Just recently, a writing friend, who, despite being an excellent writer, is having problems with her story’s jerky feeling, asked me: “What do you mean by flow (big wail here!!!)?? I know how to recognize it in other people’s writing, but I’m not sure what the specifics are. Is it a technique you can learn, or more a feely, intuitive thing”?
My answer is, It’s hard work — darn hard work! It’s a technique, but I don’t know of any tricks to get there sooner — I’ll just give you my journey. It’s polishing and re-polishing, checking every scene and chapter to be sure they connect to each other. That’s flow, and no-one can teach you. You have to go over your book time and again until it does become feely and intuitive.
A non-driver never learns to shift gears without thought, do they? No-one can teach you how to drive without thinking, in that second-nature way, to where you’ve been a hundred times. Story flow is the same. You have to know the bends and corners – the turning points of your book, and connect them to the theme, the romance, the depth of the relationship, until it’s second nature, and you do it without thought, knowing instinctively where it isn’t flowing and working on it.
In a recent a workshop, Fiona Brand said “to crystallize your story — put it in one sentence. And connect your whole book to that one sentence”. I agree completely, but while working on story flow, I try to go one step further and say, add your turning points — but never more than two. Find your two biggest growth moments for the hero and heroine. If you connect these two together and make them completely central to the theme, plot and especially the developing romance, the book will flow.
In my latest book, the theme was that both hero and heroine wear masks: one physically, one emotionally, and both had to learn to leave them behind and accept themselves exactly as they are. The sexuality, the danger, the spying, was all secondary to this one intrinsic truth. I knew what I wanted to say. The two turning points were her telling him about her having been raped by a deranged fan three years before, and his telling her that she was running from the past – not just from the rape, but her childhood abuse by the people in their hometown. In essence, in becoming famous and re-inventing herself as “the Iceberg”, she now wore a mask, just as he did. But hers was emotional, where his was physical, used for the safety of the mission they’ve been sent on together. At the end of the mission, he took his physical mask off, willing to face the world as he was, imperfect; she had to let her emotional mask go, let go of Verity West the Iceberg, and learn to be herself, Mary-Anne, again.

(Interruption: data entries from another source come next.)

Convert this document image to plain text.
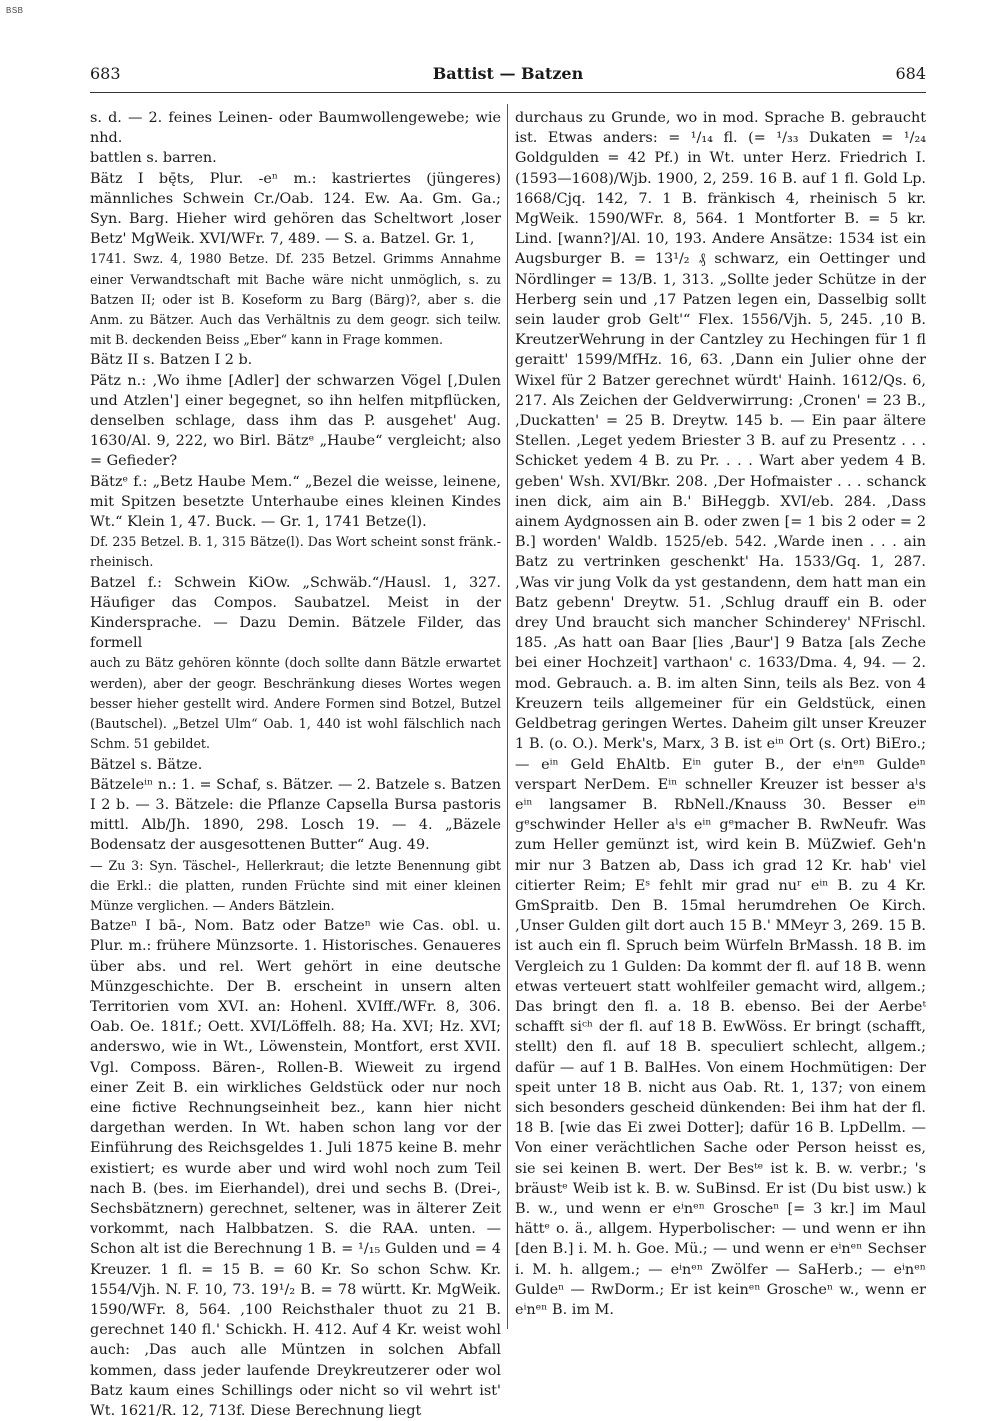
BSB
683	Battist — Batzen	684

s. d. — 2. feines Leinen- oder Baumwollengewebe; wie nhd.

battlen s. barren.

Bätz I bę̄ts, Plur. -eⁿ m.: kastriertes (jüngeres) männliches Schwein Cr./Oab. 124. Ew. Aa. Gm. Ga.; Syn. Barg. Hieher wird gehören das Scheltwort ‚loser Betz' MgWeik. XVI/WFr. 7, 489. — S. a. Batzel. Gr. 1,

1741. Swz. 4, 1980 Betze. Df. 235 Betzel. Grimms Annahme einer Verwandtschaft mit Bache wäre nicht unmöglich, s. zu Batzen II; oder ist B. Koseform zu Barg (Bärg)?, aber s. die Anm. zu Bätzer. Auch das Verhältnis zu dem geogr. sich teilw. mit B. deckenden Beiss „Eber“ kann in Frage kommen.

Bätz II s. Batzen I 2 b.

Pätz n.: ‚Wo ihme [Adler] der schwarzen Vögel [‚Dulen und Atzlen'] einer begegnet, so ihn helfen mitpflücken, denselben schlage, dass ihm das P. ausgehet' Aug. 1630/Al. 9, 222, wo Birl. Bätzᵉ „Haube“ vergleicht; also = Gefieder?

Bätzᵉ f.: „Betz Haube Mem.“ „Bezel die weisse, leinene, mit Spitzen besetzte Unterhaube eines kleinen Kindes Wt.“ Klein 1, 47. Buck. — Gr. 1, 1741 Betze(l).

Df. 235 Betzel. B. 1, 315 Bätze(l). Das Wort scheint sonst fränk.-rheinisch.

Batzel f.: Schwein KiOw. „Schwäb.“/Hausl. 1, 327. Häufiger das Compos. Saubatzel. Meist in der Kindersprache. — Dazu Demin. Bätzele Filder, das formell

auch zu Bätz gehören könnte (doch sollte dann Bätzle erwartet werden), aber der geogr. Beschränkung dieses Wortes wegen besser hieher gestellt wird. Andere Formen sind Botzel, Butzel (Bautschel). „Betzel Ulm“ Oab. 1, 440 ist wohl fälschlich nach Schm. 51 gebildet.

Bätzel s. Bätze.

Bätzeleⁱⁿ n.: 1. = Schaf, s. Bätzer. — 2. Batzele s. Batzen I 2 b. — 3. Bätzele: die Pflanze Capsella Bursa pastoris mittl. Alb/Jh. 1890, 298. Losch 19. — 4. „Bäzele Bodensatz der ausgesottenen Butter“ Aug. 49.

— Zu 3: Syn. Täschel-, Hellerkraut; die letzte Benennung gibt die Erkl.: die platten, runden Früchte sind mit einer kleinen Münze verglichen. — Anders Bätzlein.

Batzeⁿ I bā-, Nom. Batz oder Batzeⁿ wie Cas. obl. u. Plur. m.: frühere Münzsorte. 1. Historisches. Genaueres über abs. und rel. Wert gehört in eine deutsche Münzgeschichte. Der B. erscheint in unsern alten Territorien vom XVI. an: Hohenl. XVIff./WFr. 8, 306. Oab. Oe. 181f.; Oett. XVI/Löffelh. 88; Ha. XVI; Hz. XVI; anderswo, wie in Wt., Löwenstein, Montfort, erst XVII. Vgl. Composs. Bären-, Rollen-B. Wieweit zu irgend einer Zeit B. ein wirkliches Geldstück oder nur noch eine fictive Rechnungseinheit bez., kann hier nicht dargethan werden. In Wt. haben schon lang vor der Einführung des Reichsgeldes 1. Juli 1875 keine B. mehr existiert; es wurde aber und wird wohl noch zum Teil nach B. (bes. im Eierhandel), drei und sechs B. (Drei-, Sechsbätznern) gerechnet, seltener, was in älterer Zeit vorkommt, nach Halbbatzen. S. die RAA. unten. — Schon alt ist die Berechnung 1 B. = ¹/₁₅ Gulden und = 4 Kreuzer. 1 fl. = 15 B. = 60 Kr. So schon Schw. Kr. 1554/Vjh. N. F. 10, 73. 19¹/₂ B. = 78 württ. Kr. MgWeik. 1590/WFr. 8, 564. ‚100 Reichsthaler thuot zu 21 B. gerechnet 140 fl.' Schickh. H. 412. Auf 4 Kr. weist wohl auch: ‚Das auch alle Müntzen in solchen Abfall kommen, dass jeder laufende Dreykreutzerer oder wol Batz kaum eines Schillings oder nicht so vil wehrt ist' Wt. 1621/R. 12, 713f. Diese Berechnung liegt

durchaus zu Grunde, wo in mod. Sprache B. gebraucht ist. Etwas anders: = ¹/₁₄ fl. (= ¹/₃₃ Dukaten = ¹/₂₄ Goldgulden = 42 Pf.) in Wt. unter Herz. Friedrich I. (1593—1608)/Wjb. 1900, 2, 259. 16 B. auf 1 fl. Gold Lp. 1668/Cjq. 142, 7. 1 B. fränkisch 4, rheinisch 5 kr. MgWeik. 1590/WFr. 8, 564. 1 Montforter B. = 5 kr. Lind. [wann?]/Al. 10, 193. Andere Ansätze: 1534 ist ein Augsburger B. = 13¹/₂ ₰ schwarz, ein Oettinger und Nördlinger = 13/B. 1, 313. „Sollte jeder Schütze in der Herberg sein und ‚17 Patzen legen ein, Dasselbig sollt sein lauder grob Gelt'“ Flex. 1556/Vjh. 5, 245. ‚10 B. KreutzerWehrung in der Cantzley zu Hechingen für 1 fl geraitt' 1599/MfHz. 16, 63. ‚Dann ein Julier ohne der Wixel für 2 Batzer gerechnet würdt' Hainh. 1612/Qs. 6, 217. Als Zeichen der Geldverwirrung: ‚Cronen' = 23 B., ‚Duckatten' = 25 B. Dreytw. 145 b. — Ein paar ältere Stellen. ‚Leget yedem Briester 3 B. auf zu Presentz . . . Schicket yedem 4 B. zu Pr. . . . Wart aber yedem 4 B. geben' Wsh. XVI/Bkr. 208. ‚Der Hofmaister . . . schanck inen dick, aim ain B.' BiHeggb. XVI/eb. 284. ‚Dass ainem Aydgnossen ain B. oder zwen [= 1 bis 2 oder = 2 B.] worden' Waldb. 1525/eb. 542. ‚Warde inen . . . ain Batz zu vertrinken geschenkt' Ha. 1533/Gq. 1, 287. ‚Was vir jung Volk da yst gestandenn, dem hatt man ein Batz gebenn' Dreytw. 51. ‚Schlug drauff ein B. oder drey Und braucht sich mancher Schinderey' NFrischl. 185. ‚As hatt oan Baar [lies ‚Baur'] 9 Batza [als Zeche bei einer Hochzeit] varthaon' c. 1633/Dma. 4, 94. — 2. mod. Gebrauch. a. B. im alten Sinn, teils als Bez. von 4 Kreuzern teils allgemeiner für ein Geldstück, einen Geldbetrag geringen Wertes. Daheim gilt unser Kreuzer 1 B. (o. O.). Merk's, Marx, 3 B. ist eⁱⁿ Ort (s. Ort) BiEro.; — eⁱⁿ Geld EhAltb. Eⁱⁿ guter B., der eⁱnᵉⁿ Guldeⁿ verspart NerDem. Eⁱⁿ schneller Kreuzer ist besser aˡs eⁱⁿ langsamer B. RbNell./Knauss 30. Besser eⁱⁿ gᵉschwinder Heller aˡs eⁱⁿ gᵉmacher B. RwNeufr. Was zum Heller gemünzt ist, wird kein B. MüZwief. Geh'n mir nur 3 Batzen ab, Dass ich grad 12 Kr. hab' viel citierter Reim; Eˢ fehlt mir grad nuʳ eⁱⁿ B. zu 4 Kr. GmSpraitb. Den B. 15mal herumdrehen Oe Kirch. ‚Unser Gulden gilt dort auch 15 B.' MMeyr 3, 269. 15 B. ist auch ein fl. Spruch beim Würfeln BrMassh. 18 B. im Vergleich zu 1 Gulden: Da kommt der fl. auf 18 B. wenn etwas verteuert statt wohlfeiler gemacht wird, allgem.; Das bringt den fl. a. 18 B. ebenso. Bei der Aerbeᵗ schafft siᶜʰ der fl. auf 18 B. EwWöss. Er bringt (schafft, stellt) den fl. auf 18 B. speculiert schlecht, allgem.; dafür — auf 1 B. BalHes. Von einem Hochmütigen: Der speit unter 18 B. nicht aus Oab. Rt. 1, 137; von einem sich besonders gescheid dünkenden: Bei ihm hat der fl. 18 B. [wie das Ei zwei Dotter]; dafür 16 B. LpDellm. — Von einer verächtlichen Sache oder Person heisst es, sie sei keinen B. wert. Der Besᵗᵉ ist k. B. w. verbr.; 's bräustᵉ Weib ist k. B. w. SuBinsd. Er ist (Du bist usw.) k B. w., und wenn er eⁱnᵉⁿ Groscheⁿ [= 3 kr.] im Maul hättᵉ o. ä., allgem. Hyperbolischer: — und wenn er ihn [den B.] i. M. h. Goe. Mü.; — und wenn er eⁱnᵉⁿ Sechser i. M. h. allgem.; — eⁱnᵉⁿ Zwölfer — SaHerb.; — eⁱnᵉⁿ Guldeⁿ — RwDorm.; Er ist keinᵉⁿ Groscheⁿ w., wenn er eⁱnᵉⁿ B. im M.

The theme and plot and relationship, the romance and sexuality, the danger and action, even their interaction with others, all had to hinge on this. It had to be everywhere, leading up slowly, building to these two pivotal moments. I kept them in the front of my mind throughout the book, and so, even though this book was the hardest I’ve ever written, the book flowed, because my theme and turning points were always there in front of me. And when I knew something was missing (besides the 10,000 words it came in short!), I thought again of these turning points, Fiona’s words, and I knew what was missing. And the new scene flowed into the rest of the book.
So if you’re having trouble making your story flow, find your one theme. Put it in that one sentence, as Fiona says. Find your turning points, your two critical points that make your book unique. Write them down, and keep it in front of you as you write every sentence, every scene, every chapter. When the book’s that simple, in that one perspective, all else will flow. It’s hard work to start with, but it’s well worth it. It’s second nature to me now.